A final da Taça das Nações Africanas em Rabat não só coroou o Senegal campeão numa noite em Rabat que incluiu drama, loucura e escândalo. Ele também saiu uma cena tão incomum quanto controversa: a guerra pela toalha do goleiro Édouard Mendy. Em meio à chuva e à emoção máxima, o simples pano usado pelo ex-Chelsea para secar as luvas tornou-se uma mudança contestada por jogadores, assistentes e corredores de bola do Marrocos, com o reserva resistindo ferozmente Yehvann Diouf como imagem central da noite.
O incidente ocorreu nos minutos mais quentes da partida, quando o Senegal voltou a campo após protestar um pênalti concedido à seleção local. Com a grama encharcada e a área sitiada, Mendy precisava da toalha para manter a aderência nas condições extremas. Foi então que começaram as repetidas tentativas de retirá-lo, manobra que chamou a atenção pela resistência e coordenação.
Primeiro foram os jogadores de futebol marroquinos. Izamel Aproximou-se várias vezes da baliza senegalesa com a clara intenção de levar a toalha. Depois juntaram-se os apanhadores e alguns assistentes. A situação agravou-se quando até três jovens cercaram Diouf, guarda-redes suplente do Senegal, que reagiu sem hesitar: caiu no chão, cobriu a toalha com o corpo e resistiu enquanto tentavam puxá-lo pelas pernas. A cena, capturada por câmeras, deu a volta ao mundo em minutos. Um ataque de piranha no meio de uma partida de futebol.
Aparecem mais fotos dos truques de Marrocos.
O jogador Ismael Saibari tentou intimidar Yehvan Diouf para evitar que Mendy pegasse a toalha.
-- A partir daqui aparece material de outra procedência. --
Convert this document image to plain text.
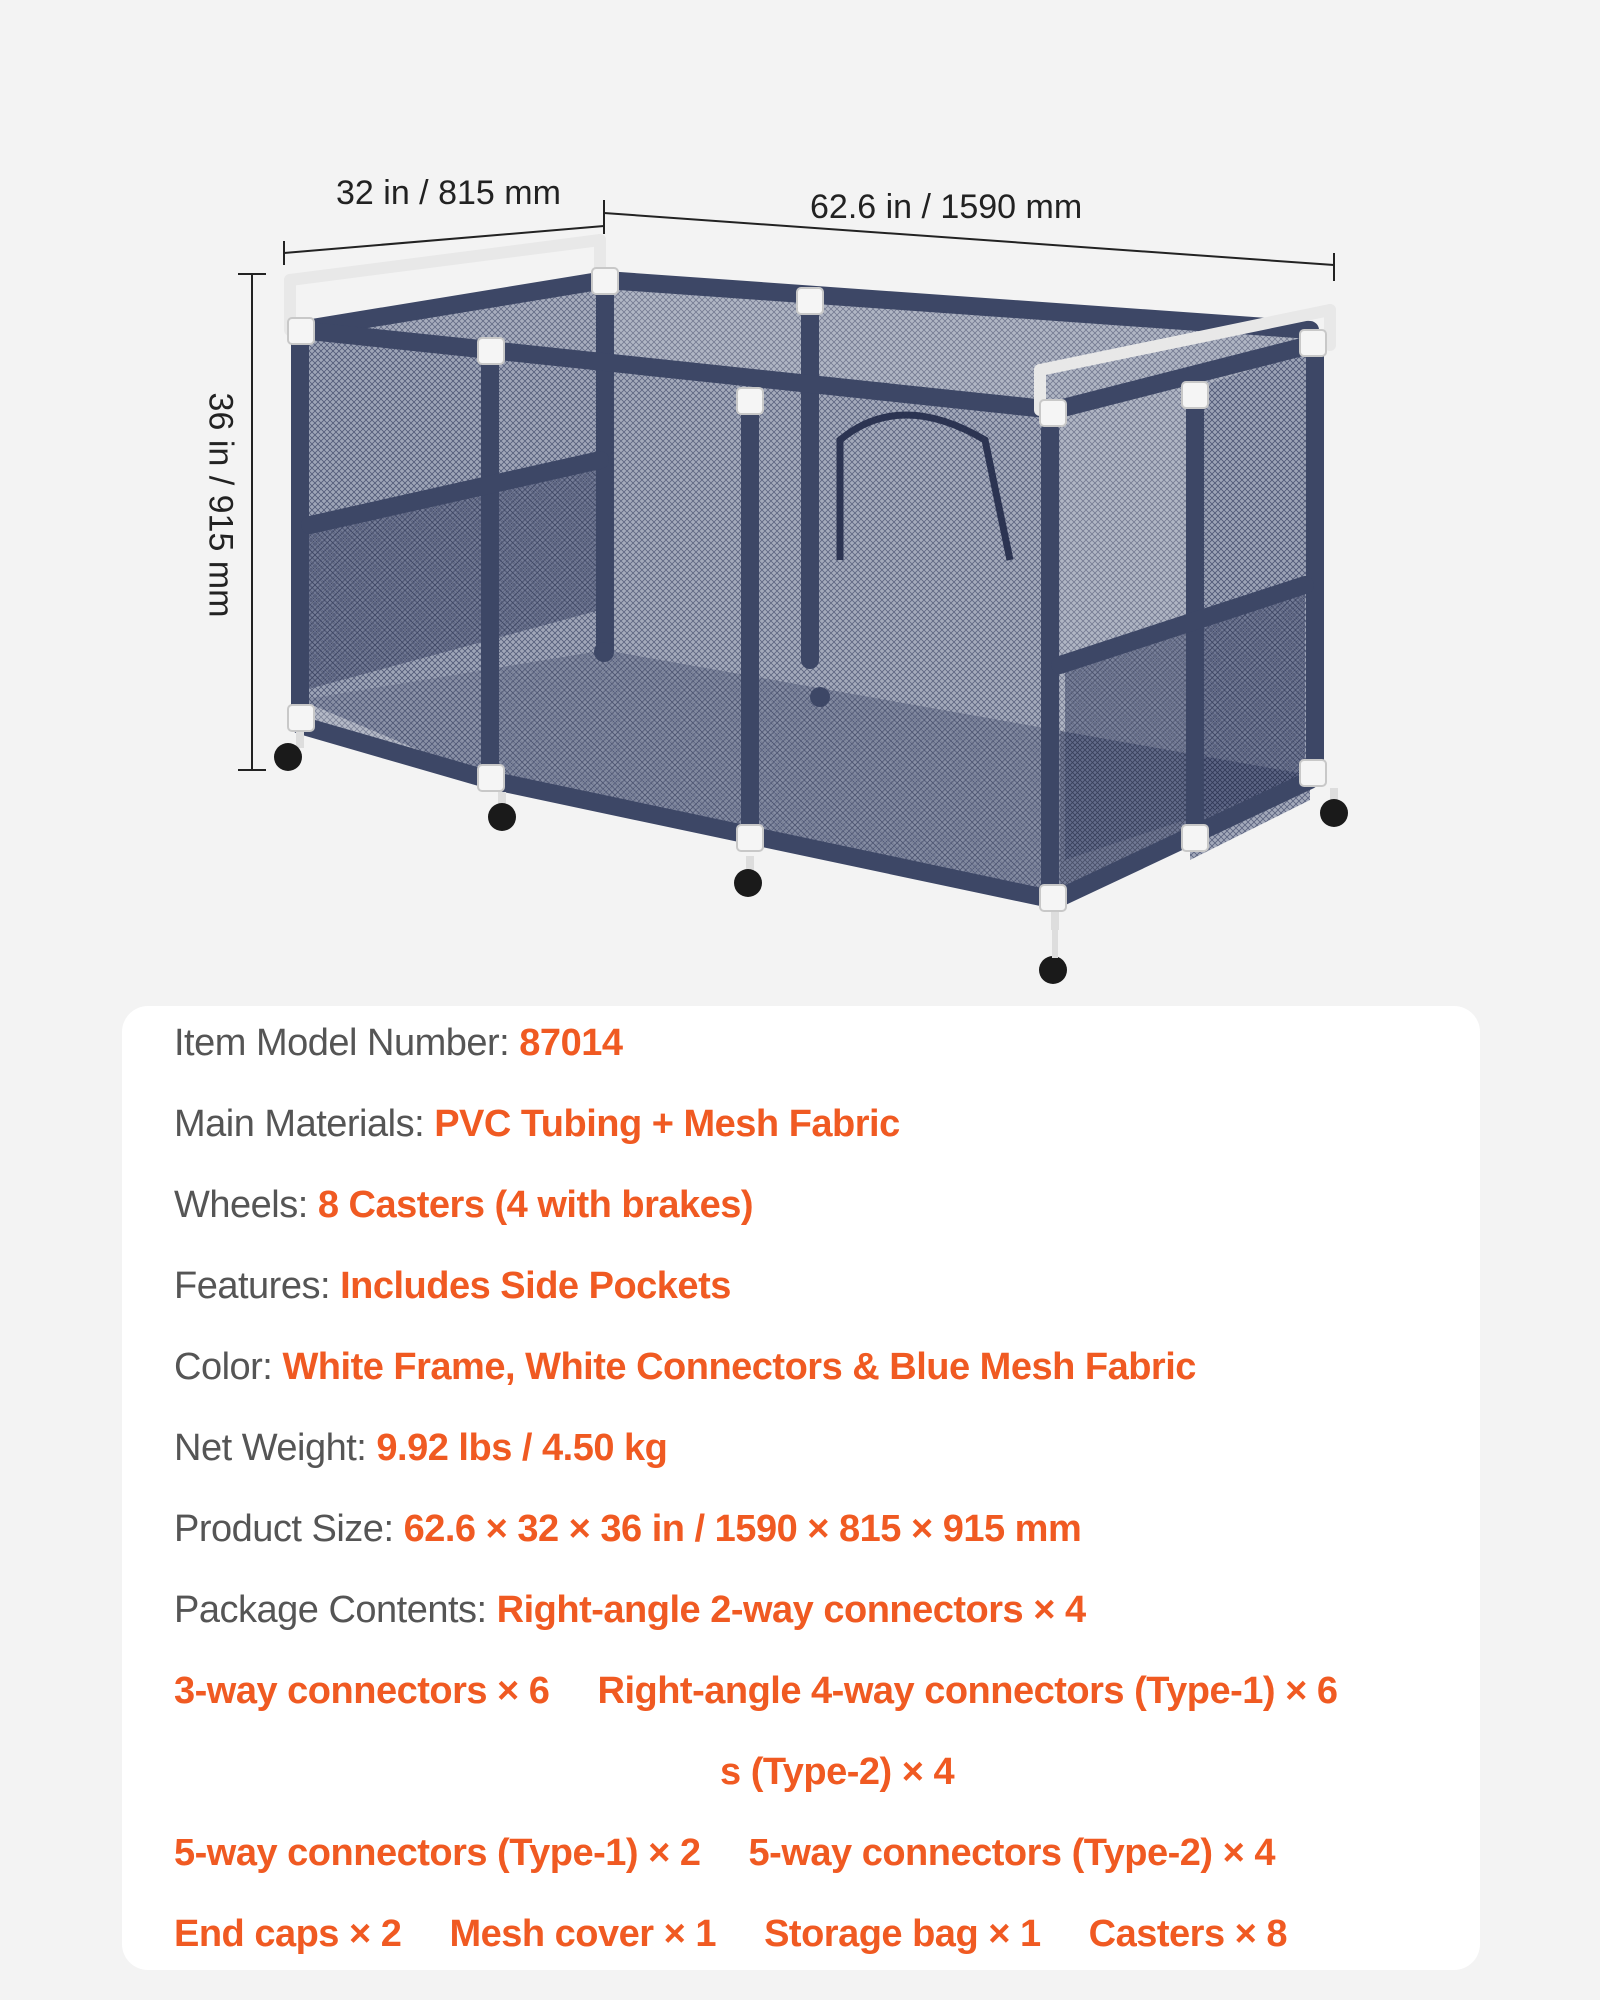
32 in / 815 mm	62.6 in / 1590 mm
36 in / 915 mm
Item Model Number: 87014
Main Materials: PVC Tubing + Mesh Fabric
Wheels: 8 Casters (4 with brakes)
Features: Includes Side Pockets
Color: White Frame, White Connectors & Blue Mesh Fabric
Net Weight: 9.92 lbs / 4.50 kg
Product Size: 62.6 × 32 × 36 in / 1590 × 815 × 915 mm
Package Contents: Right-angle 2-way connectors × 4
3-way connectors × 6 Right-angle 4-way connectors (Type-1) × 6
s (Type-2) × 4
5-way connectors (Type-1) × 2 5-way connectors (Type-2) × 4
End caps × 2 Mesh cover × 1 Storage bag × 1 Casters × 8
-Albert Ortega (@AlbertOrtegaES1) 19 de janeiro de 2026
“Para mim eram apenas toalhas, nada mais. Serviam para secar as luvas e o rosto”, explicou Diouf em conversa com Wiwsport. “Talvez haja um pouco de folclore em torno disso, mas fiquei surpreso ao vê-los tentar pegá-los”. O goleiro também questionou a atitude do rival: “Já tinha acontecido contra a Nigéria, quando os assistentes foram buscar as toalhas. Não sei por que fizeram isso, mas não foi um jogo limpo”.
O próprio Diouf disse que sua reação teve um objetivo claro: proteger seu parceiro. “Depois disso tentei garantir que Doudou (Mendy) estivesse nas melhores condições possíveis. Precisamos de jogadores assim, cem por cento focados”, disse ele. A mídia senegalesa SeneWeb resumiu a situação com ironia: “A famosa toalha de Mendy tornou-se objeto de desejo de todos. À medida que o jogo se aproximava da prorrogação, Diouf passou vários minutos cuidando dela como se fosse um tesouro.”
A polêmica adicionou outro capítulo quando Ashraf Hakimi Ele também apareceu nas imagens tentando pegar a toalha, o que gerou um confronto entre jogadores dos dois times e aumentou ainda mais a tensão na área senegalesa.
Após o apito final, fotos de Diouf defendendo a toalha viralizaram nas redes sociais. O próprio goleiro alimentou a história postando uma foto no Instagram mordendo a medalha do campeão, com a toalha bem visível e uma mensagem eloquente: “Aí está”.
Em termos puramente futebolísticos, o Senegal venceu por 1-0 e conquistou o título. Mendy, hoje no Al-Ahli da Arábia Saudita, foi fundamental para defender o pênalti cobrado por Brahim, que tentou mordê-lo em um momento crucial depois que os visitantes ameaçaram abandonar o campo em desacordo com a decisão do árbitro. Mas em Rabat, para além do resultado, a final será recordada pela cena improvável: uma toalha defendida como se fosse a última bola do jogo.